In 1958 it was chosen for its central location and political neutrality to be the European Economic Community's new headquarters, an honour which was a precursor to its current hosting of many of the European Union's administrative and political arms. As a by-product of Europe's increasing integration, more and more international businesses have invaded the city, all wanting to be close to the hub of power. The result is a clash of old and new: swaths of steel-and-glass office buildings set only a few steps from cobblestoned streets.
But this contradiction has always been part of the city's strength—and charm. Here, it seems, architectural harmony has never been a major influence on building design. A step-gabled medieval town house may sit right beside something made of brick from the 1950s, and the only thing separating that from an anonymous concrete structure might be a swirling Art Nouveau creation designed by Victor Horta. This architectural randomness is so synonymous with the city that it's even been termed "Brusselization" by some.
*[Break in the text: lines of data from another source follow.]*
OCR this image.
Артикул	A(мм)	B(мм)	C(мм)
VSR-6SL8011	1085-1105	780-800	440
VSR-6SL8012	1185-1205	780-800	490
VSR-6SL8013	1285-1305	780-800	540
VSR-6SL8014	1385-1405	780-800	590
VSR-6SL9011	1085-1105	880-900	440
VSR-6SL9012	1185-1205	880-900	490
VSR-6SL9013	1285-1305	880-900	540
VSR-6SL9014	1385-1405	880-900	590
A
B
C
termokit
In terms of population, diversity is now the capital's greatest strength; one-third of the city's million-strong population are non-Belgians. You're just as likely to hear Arabic or Swedish spoken on the streets as French or Flemish.
With such a mishmash of ideas and images, Brussels can seem a little slapdash at first glance. And while the city might not appeal to everyone at first, it's definitely a place that's worth getting to know better. And to know the city is to love it.